You probably are familiar with
Carl Sagan's "Pale Blue Dot" speech, or you've seen
one of the videos. Sagan was right in one of his predictions: It took decades to take another photo of the Earth from that distance. (It's actually not easy to do, the Sun has to be shielded from the camera's lens to avoid burning out the sensor.)
A long time ago, I took a night flight to LaGuardia Airport. The little airliner flew south, along the Hudson River, then turned over lower Manhattan and flew to the airport. It was as though they made a pylon turn on the Empire State Building. Manhattan glimmered like a million jewels, most of them the monochromatic glow of fluorescent lights, but there were other colors. It was very pretty.
I've flown at night over other towns. I could see the whitish glow of house lights, the orangey glow of highway lights. Traffic signals winked on and off. If there was heavy traffic on a highway, depending on which way I was looking, it was a river of either white or red lights. At lower altitudes, the different color of illuminated building signs are distinguishable.
What's not distinguishable, normally, is how people are treating one another. One can't tell if in one house, the adults are having a rip-roaring fight or in another house, if the kids are doing their homework.

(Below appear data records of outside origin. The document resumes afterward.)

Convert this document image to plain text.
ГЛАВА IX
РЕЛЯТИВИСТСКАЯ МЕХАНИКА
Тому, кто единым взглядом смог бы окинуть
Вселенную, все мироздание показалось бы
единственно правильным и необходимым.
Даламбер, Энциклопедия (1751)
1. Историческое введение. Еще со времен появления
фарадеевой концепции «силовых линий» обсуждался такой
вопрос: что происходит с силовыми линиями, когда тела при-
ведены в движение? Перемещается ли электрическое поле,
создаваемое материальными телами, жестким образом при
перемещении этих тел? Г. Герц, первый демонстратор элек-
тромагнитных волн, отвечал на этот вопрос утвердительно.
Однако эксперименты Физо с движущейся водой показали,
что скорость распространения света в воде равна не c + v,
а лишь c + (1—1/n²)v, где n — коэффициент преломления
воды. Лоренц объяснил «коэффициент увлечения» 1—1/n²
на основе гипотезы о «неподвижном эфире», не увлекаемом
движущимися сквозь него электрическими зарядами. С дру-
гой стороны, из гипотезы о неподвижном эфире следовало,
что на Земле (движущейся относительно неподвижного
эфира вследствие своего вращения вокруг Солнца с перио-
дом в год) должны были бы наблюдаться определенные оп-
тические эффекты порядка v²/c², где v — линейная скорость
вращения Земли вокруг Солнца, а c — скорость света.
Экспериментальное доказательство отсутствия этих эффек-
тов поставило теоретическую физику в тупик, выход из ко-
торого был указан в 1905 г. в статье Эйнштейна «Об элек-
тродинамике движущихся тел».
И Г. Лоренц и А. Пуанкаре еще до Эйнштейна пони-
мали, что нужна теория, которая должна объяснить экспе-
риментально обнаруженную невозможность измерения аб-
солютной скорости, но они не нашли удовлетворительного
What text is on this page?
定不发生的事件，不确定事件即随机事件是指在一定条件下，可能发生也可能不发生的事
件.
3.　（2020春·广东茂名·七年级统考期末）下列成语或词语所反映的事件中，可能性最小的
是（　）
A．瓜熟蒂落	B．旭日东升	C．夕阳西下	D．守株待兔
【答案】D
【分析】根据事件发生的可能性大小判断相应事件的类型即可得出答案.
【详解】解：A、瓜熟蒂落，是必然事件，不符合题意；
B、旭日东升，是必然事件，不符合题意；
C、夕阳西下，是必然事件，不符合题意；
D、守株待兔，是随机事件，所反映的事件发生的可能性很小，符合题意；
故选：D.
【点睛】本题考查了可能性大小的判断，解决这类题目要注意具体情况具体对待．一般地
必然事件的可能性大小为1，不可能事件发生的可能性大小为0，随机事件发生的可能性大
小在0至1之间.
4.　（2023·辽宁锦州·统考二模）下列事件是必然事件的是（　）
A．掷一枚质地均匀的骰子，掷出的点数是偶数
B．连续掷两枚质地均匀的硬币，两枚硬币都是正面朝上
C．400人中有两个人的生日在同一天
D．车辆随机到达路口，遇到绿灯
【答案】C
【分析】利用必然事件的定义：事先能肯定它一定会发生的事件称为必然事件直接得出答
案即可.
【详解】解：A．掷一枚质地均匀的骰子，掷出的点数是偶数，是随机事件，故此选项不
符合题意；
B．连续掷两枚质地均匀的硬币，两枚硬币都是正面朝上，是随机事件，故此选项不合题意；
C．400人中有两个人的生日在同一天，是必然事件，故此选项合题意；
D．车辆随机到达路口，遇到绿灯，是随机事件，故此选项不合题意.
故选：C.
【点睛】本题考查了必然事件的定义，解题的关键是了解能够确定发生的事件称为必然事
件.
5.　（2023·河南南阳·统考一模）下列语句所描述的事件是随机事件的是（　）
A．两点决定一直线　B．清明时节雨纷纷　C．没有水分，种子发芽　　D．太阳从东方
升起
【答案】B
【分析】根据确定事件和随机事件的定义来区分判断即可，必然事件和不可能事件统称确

There, a single resident is watching TV and scratching their cat. There a single resident is drinking heavily and kicking their dog. All that is imagined, of course, for a pilot or passenger flying by overhead only sees the lights. Down lower, you might see the flashing lights of emergency vehicles. Up higher, not so much.
From Earth orbit, one can see the overall glow of cities. One can see major weather, smoke from forest fires or ash clouds from volcanoes.
Move out as far as the lunar surface, and one can see continents, oceans and clouds. From the surface of the Moon, one can't see, with the unaided eye, any sign of life on Earth.
Move out to the orbit of Saturn and all you see is a blue dot.
Move out to the vicinity of our closest stellar neighbors and all you'll see is a single point of light, indistinguishable and unremarkable when compared to any of the other points of light in the sky.
The Apollo astronauts took the first photos of the Earth as a blue marble.
There was talk at the time that it would change society worldwide, that people would see that we really are the residents of just one place in the sky, that we are all in it together, that maybe we would just start to figure out how to get along with one another. Certainly Carl Sagan had that reaction hit home when he saw the first pale blue dot image.
But it hasn't happened for the rest of us.
In this country, we are far more polarized than before. We are reaching the point where each side refuses to recognize that the other folks might have a valid point of view, or that they are even human. That sort of "hooray for me and fuck you" view is a bit more understandable among nations, but it's still a little distressing to see that the Chinese are provoking an arms race in South Asia over a bunch of uninhabitable rocks sticking out of the ocean. There are places that people have been killing over for as long as there has been recorded history.
We all can look at the blue marble and the pale blue dot photos and remark on how we're in this all together. But that seems to change nothing with regard to the daily attitudes of the hamburger-eating armed monkeys who are busily shitting all over the only home they have.